Едва овдовев, Галина, автоматически, обрела статус «бабы». Да ей, двадцати семилетней женщине, в принципе, было все равно. Она ни на миг не пожалела о том, что родила в семнадцать от такого же, еще совсем молодого, юноши.
Молодость и нерастраченное здоровье обеспечили Лариске, дочери Галины, нормальное развитие, без патологий, с которыми так часто рождались дети поселка.
Но ничего другого жизнь в Палермо обеспечить Лариске не могла.
Баба Галя заметила, что ее дочь как-то подозрительно располнела, когда Лариска училась в девятом классе. Совсем недавно, отсидевшая по два года в третьем, пятом и седьмом классе, Лариска отметила совершеннолетие, что, впочем никак не отразилось ни на её характере, ни на мировоззрении.
Лариса отмахивалась от расспросов матери, отшучивалась, отговаривалась тем, что много ест и растолстела. Но когда весной девушка поснимала зимние одёжки, Галина поняла, что тревожиться и всплескивать руками уже поздно.
Летом баба Галя стала бабушкой.
Лариса родила дочь. Дала девочке гордое имя Виктория. Объясняла матери, что Виктория – означает Победа.
- И кого ж ты «победила»? – с ехидцей в голосе спрашивала Галина:
- Кто хоть отец, знаешь?
- Не твоего ума дело! – Лариса обижено надула губы: - Знаю, но никому не скажу!
Баба Галя забрала внучку и дочь из роддома.
Забрала и привезла в свой домишко.
Она вздыхала, глядя на внучку, словно видя заранее всю ее дальнейшую жизнь.
- Как же ты в школу теперь пойдешь? - обратилась к дочери: - Затюкают тебя там после такого, - Галина кивнула на колыбель, в которой спала Вика.
Лариса только пренебрежительно фыркнула в ответ:
- Кому нужна твоя школа? Хватит, научилась я уже.
- И что ты теперь делать собираешься? Ширку варить в доме я не позволю! Хахалей водить сюда ты тоже не будешь.
- Больно нужно мне наркомовское отребье! Я себе другой «бизнес» присмотрела.
- А могу ли я узнать какой, доченька?
- Нет, не можешь! Очухаюсь месяц-другой после родов и свалю из посёлка. В Центре квартиру сниму, там жить буду.
- А как же дочь? Вика как?
- А никак. Хочешь – воспитывай. Не хочешь – в детдом сдай. Денег буду вам давать, сколько смогу, а возиться с ней мне некогда. Да и особой охоты нет.

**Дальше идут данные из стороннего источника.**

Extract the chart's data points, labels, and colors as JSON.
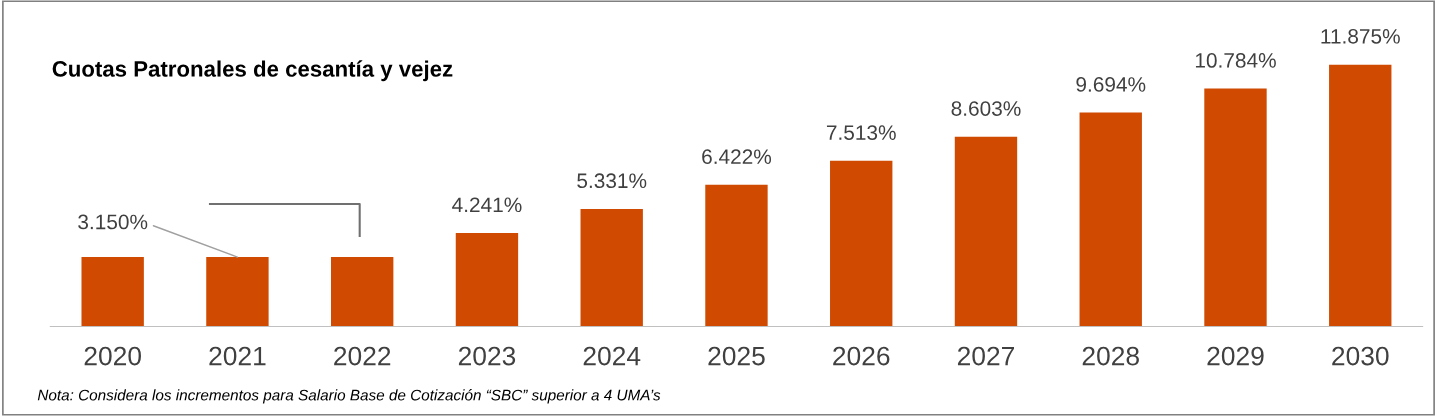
{
  "chart_data": {
    "type": "bar",
    "title": "Cuotas Patronales de cesantía y vejez",
    "categories": [
      "2020",
      "2021",
      "2022",
      "2023",
      "2024",
      "2025",
      "2026",
      "2027",
      "2028",
      "2029",
      "2030"
    ],
    "values": [
      3.15,
      3.15,
      3.15,
      4.241,
      5.331,
      6.422,
      7.513,
      8.603,
      9.694,
      10.784,
      11.875
    ],
    "value_labels": [
      "3.150%",
      null,
      null,
      "4.241%",
      "5.331%",
      "6.422%",
      "7.513%",
      "8.603%",
      "9.694%",
      "10.784%",
      "11.875%"
    ],
    "color": "#d04a02",
    "tick_labels": "x",
    "grid": false,
    "legend": false,
    "annotations": [
      "Nota: Considera los incrementos para Salario Base de Cotización “SBC” superior a 4 UMA’s"
    ]
  }
}
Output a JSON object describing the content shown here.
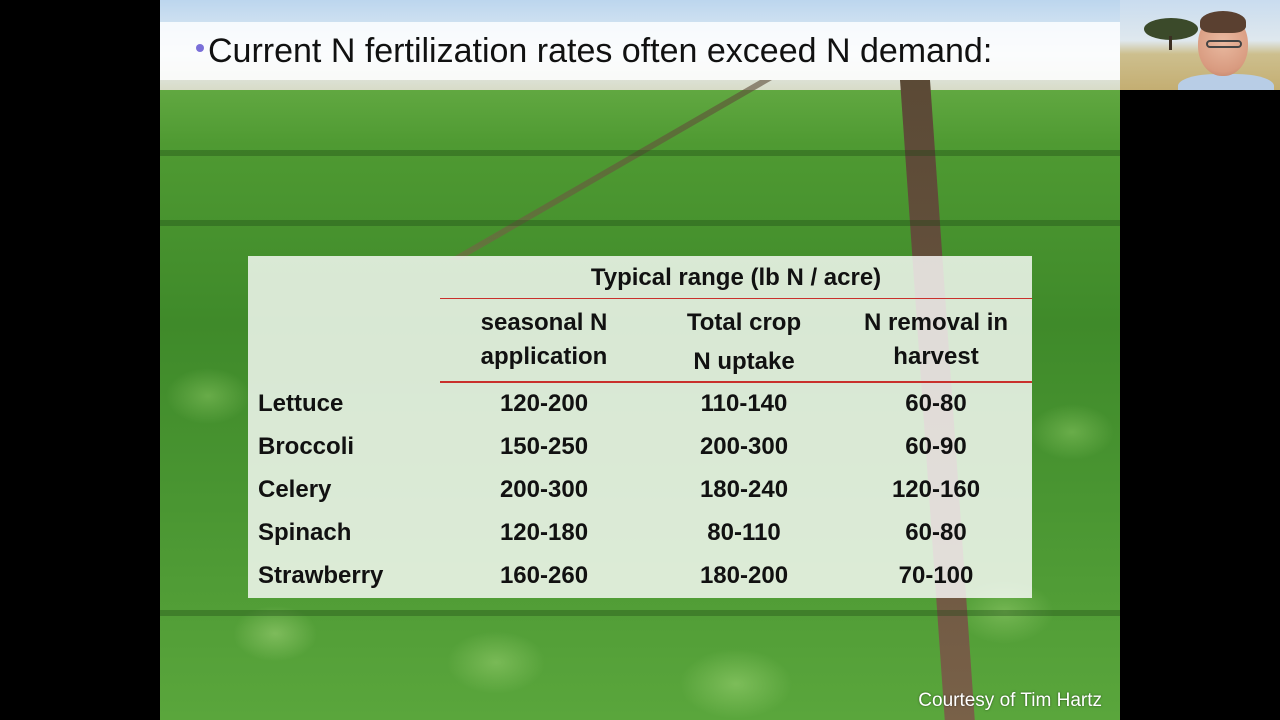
{
  "slide": {
    "title": "Current N fertilization rates often exceed N demand:",
    "credit": "Courtesy of Tim Hartz"
  },
  "table": {
    "group_header": "Typical range (lb N / acre)",
    "columns": [
      {
        "line1": "seasonal N",
        "line2": "application"
      },
      {
        "line1": "Total crop",
        "line2": "N uptake"
      },
      {
        "line1": "N removal in",
        "line2": "harvest"
      }
    ],
    "rows": [
      {
        "crop": "Lettuce",
        "values": [
          "120-200",
          "110-140",
          "60-80"
        ]
      },
      {
        "crop": "Broccoli",
        "values": [
          "150-250",
          "200-300",
          "60-90"
        ]
      },
      {
        "crop": "Celery",
        "values": [
          "200-300",
          "180-240",
          "120-160"
        ]
      },
      {
        "crop": "Spinach",
        "values": [
          "120-180",
          "80-110",
          "60-80"
        ]
      },
      {
        "crop": "Strawberry",
        "values": [
          "160-260",
          "180-200",
          "70-100"
        ]
      }
    ]
  },
  "colors": {
    "rule_red": "#c9302c",
    "bullet": "#7a6fd8"
  }
}
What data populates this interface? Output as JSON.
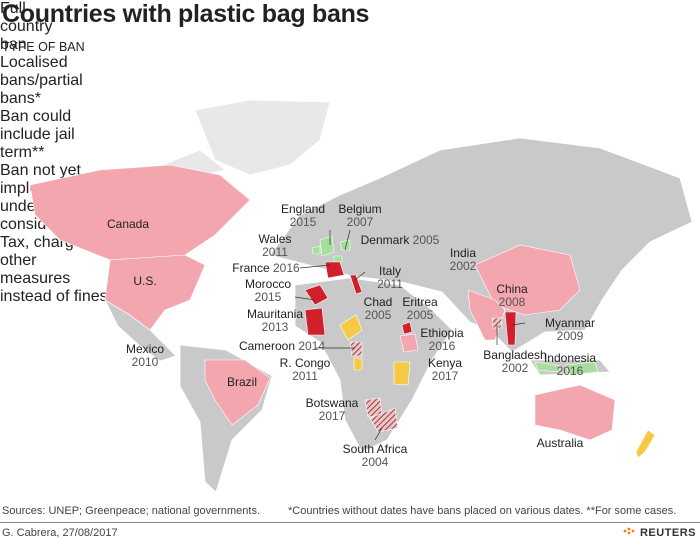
{
  "title": "Countries with plastic bag bans",
  "legend": {
    "heading": "TYPE OF BAN",
    "items": [
      {
        "label": "Full country ban",
        "color": "#d21f2c"
      },
      {
        "label": "Localised bans/partial bans*",
        "color": "#f4a6ae"
      },
      {
        "label": "Ban could include jail term**",
        "color": "#9e3a40"
      },
      {
        "label": "Ban not yet implemented/ under consideration",
        "color": "#f6c945"
      },
      {
        "label": "Tax, charges or other measures instead of fines",
        "color": "#a6de9c"
      }
    ]
  },
  "countries": [
    {
      "name": "Canada"
    },
    {
      "name": "U.S."
    },
    {
      "name": "Mexico",
      "year": "2010"
    },
    {
      "name": "Brazil"
    },
    {
      "name": "England",
      "year": "2015"
    },
    {
      "name": "Belgium",
      "year": "2007"
    },
    {
      "name": "Wales",
      "year": "2011"
    },
    {
      "name": "Denmark",
      "year": "2005"
    },
    {
      "name": "France",
      "year": "2016"
    },
    {
      "name": "Italy",
      "year": "2011"
    },
    {
      "name": "Morocco",
      "year": "2015"
    },
    {
      "name": "Mauritania",
      "year": "2013"
    },
    {
      "name": "Chad",
      "year": "2005"
    },
    {
      "name": "Eritrea",
      "year": "2005"
    },
    {
      "name": "Ethiopia",
      "year": "2016"
    },
    {
      "name": "Cameroon",
      "year": "2014"
    },
    {
      "name": "R. Congo",
      "year": "2011"
    },
    {
      "name": "Kenya",
      "year": "2017"
    },
    {
      "name": "Botswana",
      "year": "2017"
    },
    {
      "name": "South Africa",
      "year": "2004"
    },
    {
      "name": "India",
      "year": "2002"
    },
    {
      "name": "China",
      "year": "2008"
    },
    {
      "name": "Myanmar",
      "year": "2009"
    },
    {
      "name": "Bangladesh",
      "year": "2002"
    },
    {
      "name": "Indonesia",
      "year": "2016"
    },
    {
      "name": "Australia"
    }
  ],
  "footer": {
    "sources": "Sources: UNEP; Greenpeace; national governments.",
    "note": "*Countries without dates have bans placed on various dates. **For some cases.",
    "credit": "G. Cabrera, 27/08/2017",
    "brand": "REUTERS"
  }
}
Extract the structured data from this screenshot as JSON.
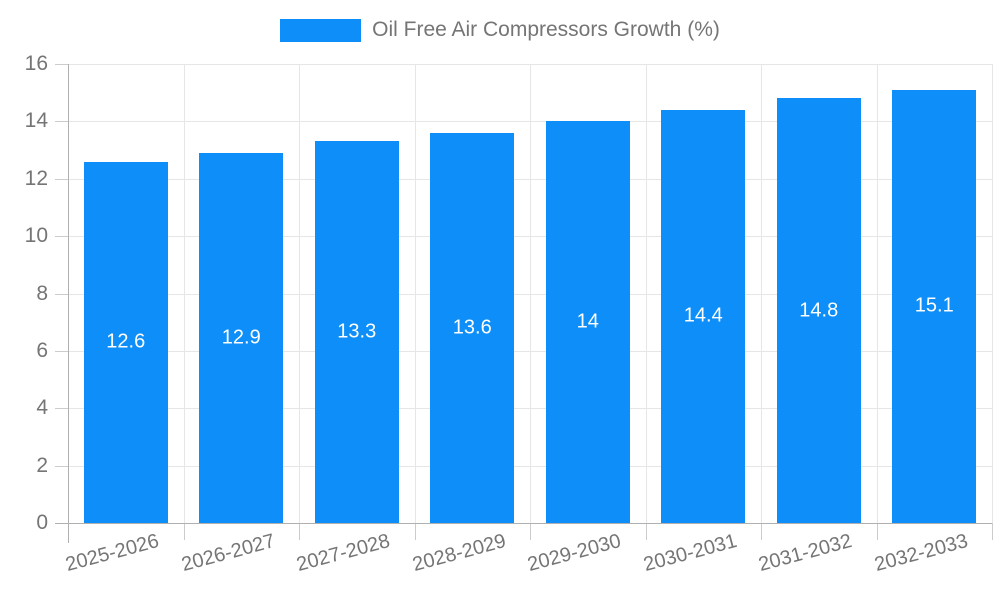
{
  "legend": {
    "label": "Oil Free Air Compressors Growth (%)"
  },
  "colors": {
    "bar": "#0d8ef8",
    "grid": "#e6e6e6",
    "axis": "#b0b0b0",
    "tick": "#cccccc",
    "label_text": "#757575",
    "value_text": "#ffffff",
    "background": "#ffffff"
  },
  "chart_data": {
    "type": "bar",
    "title": "Oil Free Air Compressors Growth (%)",
    "categories": [
      "2025-2026",
      "2026-2027",
      "2027-2028",
      "2028-2029",
      "2029-2030",
      "2030-2031",
      "2031-2032",
      "2032-2033"
    ],
    "values": [
      12.6,
      12.9,
      13.3,
      13.6,
      14,
      14.4,
      14.8,
      15.1
    ],
    "value_labels": [
      "12.6",
      "12.9",
      "13.3",
      "13.6",
      "14",
      "14.4",
      "14.8",
      "15.1"
    ],
    "xlabel": "",
    "ylabel": "",
    "ylim": [
      0,
      16
    ],
    "ytick_step": 2,
    "ytick_labels": [
      "0",
      "2",
      "4",
      "6",
      "8",
      "10",
      "12",
      "14",
      "16"
    ],
    "grid": true,
    "legend_position": "top",
    "xtick_rotation_deg": -15
  }
}
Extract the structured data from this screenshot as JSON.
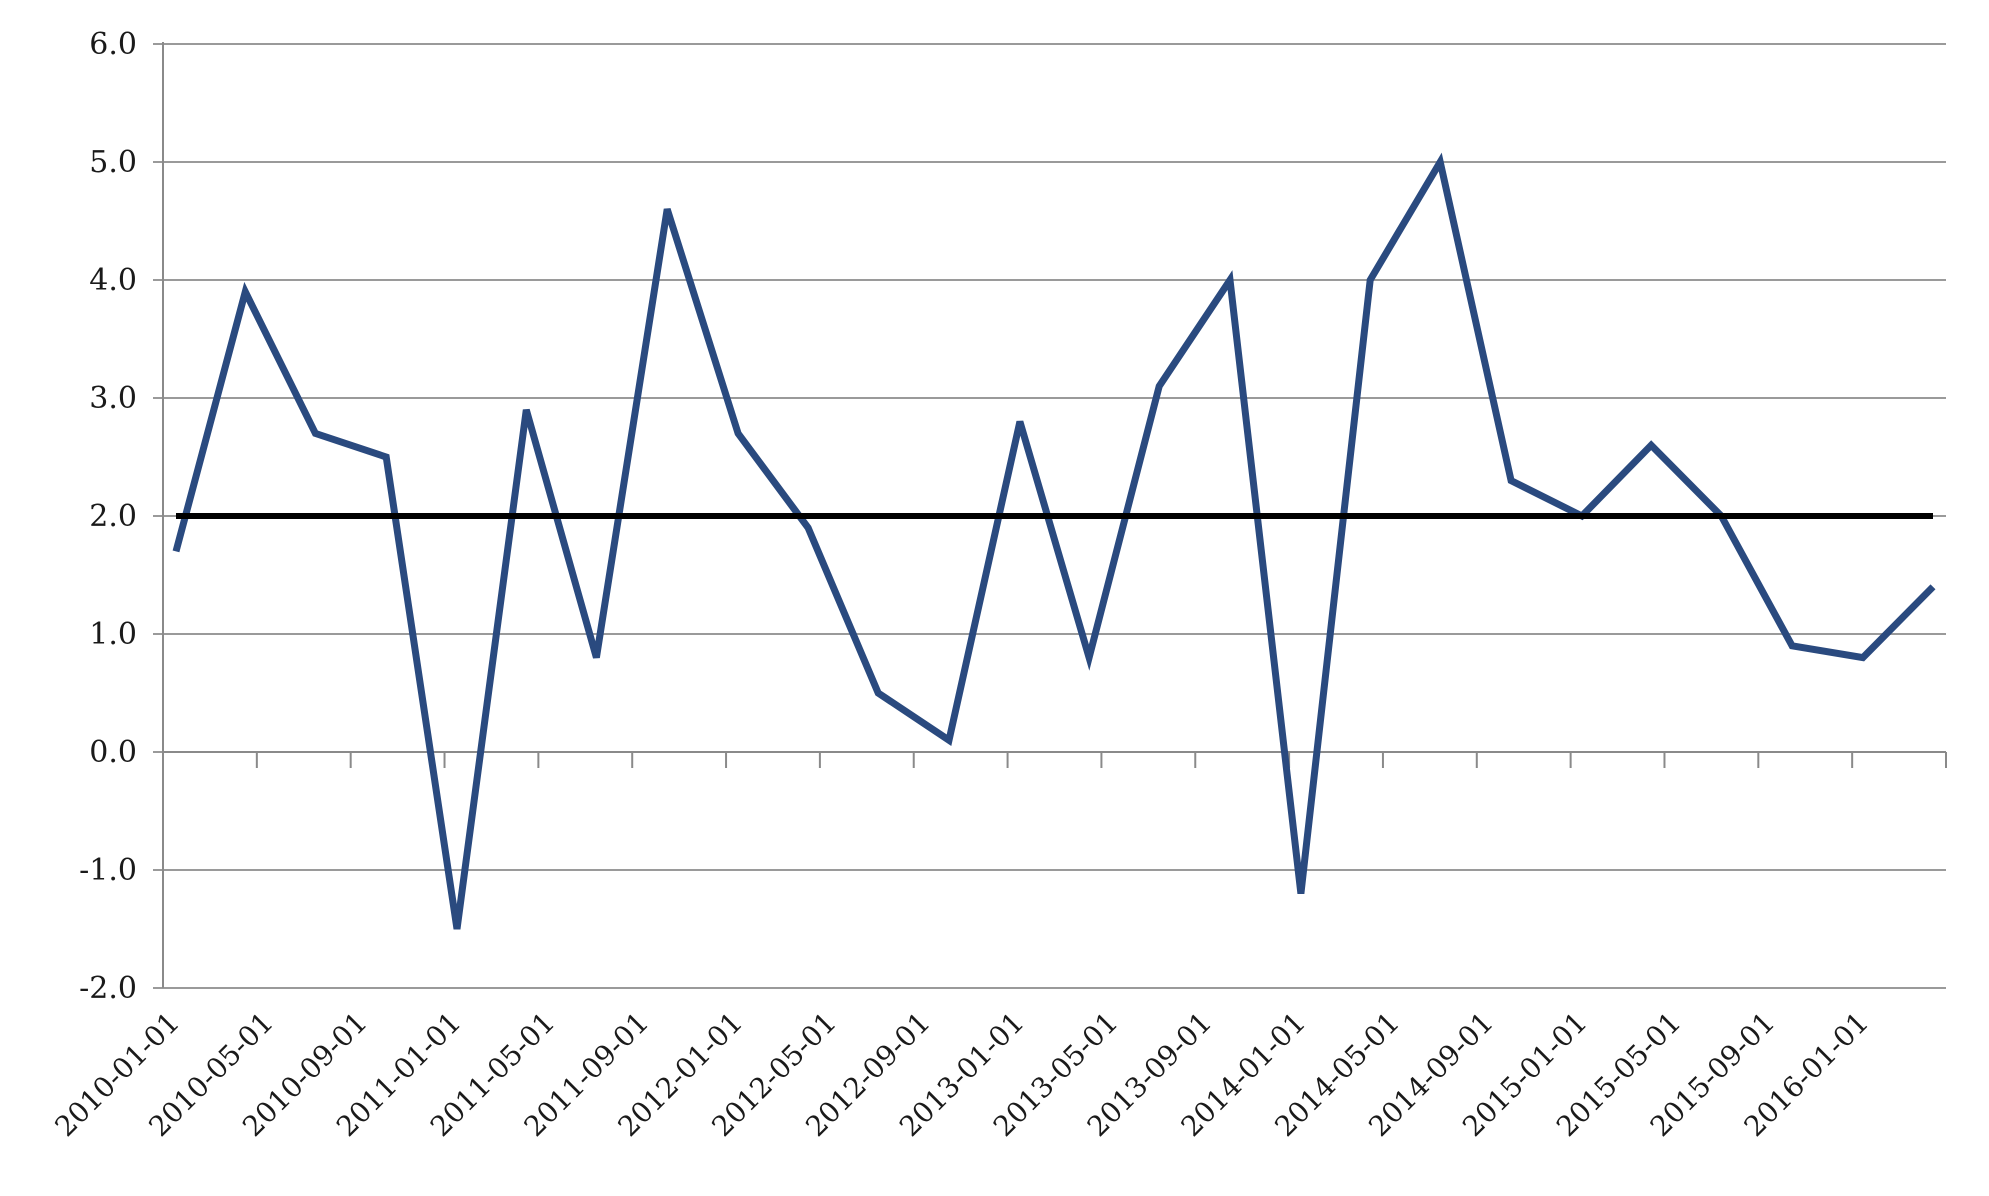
{
  "chart_data": {
    "type": "line",
    "title": "",
    "xlabel": "",
    "ylabel": "",
    "ylim": [
      -2.0,
      6.0
    ],
    "yticks": [
      "-2.0",
      "-1.0",
      "0.0",
      "1.0",
      "2.0",
      "3.0",
      "4.0",
      "5.0",
      "6.0"
    ],
    "x_tick_labels": [
      "2010-01-01",
      "2010-05-01",
      "2010-09-01",
      "2011-01-01",
      "2011-05-01",
      "2011-09-01",
      "2012-01-01",
      "2012-05-01",
      "2012-09-01",
      "2013-01-01",
      "2013-05-01",
      "2013-09-01",
      "2014-01-01",
      "2014-05-01",
      "2014-09-01",
      "2015-01-01",
      "2015-05-01",
      "2015-09-01",
      "2016-01-01"
    ],
    "grid": true,
    "legend": "none",
    "series": [
      {
        "color": "#2a4a7f",
        "x": [
          "2010-01-01",
          "2010-04-01",
          "2010-07-01",
          "2010-10-01",
          "2011-01-01",
          "2011-04-01",
          "2011-07-01",
          "2011-10-01",
          "2012-01-01",
          "2012-04-01",
          "2012-07-01",
          "2012-10-01",
          "2013-01-01",
          "2013-04-01",
          "2013-07-01",
          "2013-10-01",
          "2014-01-01",
          "2014-04-01",
          "2014-07-01",
          "2014-10-01",
          "2015-01-01",
          "2015-04-01",
          "2015-07-01",
          "2015-10-01",
          "2016-01-01",
          "2016-04-01"
        ],
        "values": [
          1.7,
          3.9,
          2.7,
          2.5,
          -1.5,
          2.9,
          0.8,
          4.6,
          2.7,
          1.9,
          0.5,
          0.1,
          2.8,
          0.8,
          3.1,
          4.0,
          -1.2,
          4.0,
          5.0,
          2.3,
          2.0,
          2.6,
          2.0,
          0.9,
          0.8,
          1.4
        ]
      },
      {
        "color": "#000000",
        "x": [
          "2010-01-01",
          "2016-04-01"
        ],
        "values": [
          2.0,
          2.0
        ]
      }
    ]
  }
}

В сентябре Лариска уехала, оставив мать и Вику одних. Баба Галя сразу после рождения внучки объявила, что будет, как и все, брать на хранение мешки с маковой соломкой и коноплёй, но ни торговать, ни, тем боле, варить ширку, не станет. В доме маленький ребенок, не нужно всего этого рядом с ним.
Стоявшие у руля доходного бизнеса, вздохнули, подсчитав убытки, но согласились.
У них тоже были матери и дети. Уважать детство и материнство нужно.
… правда, до поры до времени…
3. Глава вторая
С вершины Потёмкинской Лестницы открывается великолепный вид на морвокзал и акваторию порта.
Суда ненадолго задерживаются у причалов морвокзала, ну разве что круизные лайнеры постоят сутки-двое, в ожидании, пока прибудут новые пассажиры, уже готовые отправится в путешествие и взволнованные ожиданием новых впечатлений.
Для торгового флота предусмотрены причалы по обе стороны морвокзала. К ним швартуются суда, пришедшие из рейсов. Это и есть Торговый Порт, сердце Города у Моря.
Нагруженный баулами с забугорным барахлом моряк, выйдя с территории порта, пройдя через портовые ворота, будучи еще раз осмотренным и ощупанным дюжими ВОХРовцами, окажется на Таможенной площади.
Несколько раз за время существования этой площади (а первое упоминание о ней было еще в 1817 году) её название менялось.
Была она и Карантинной, и Платоновской, и Портовой, и Приморской, и Деволановской.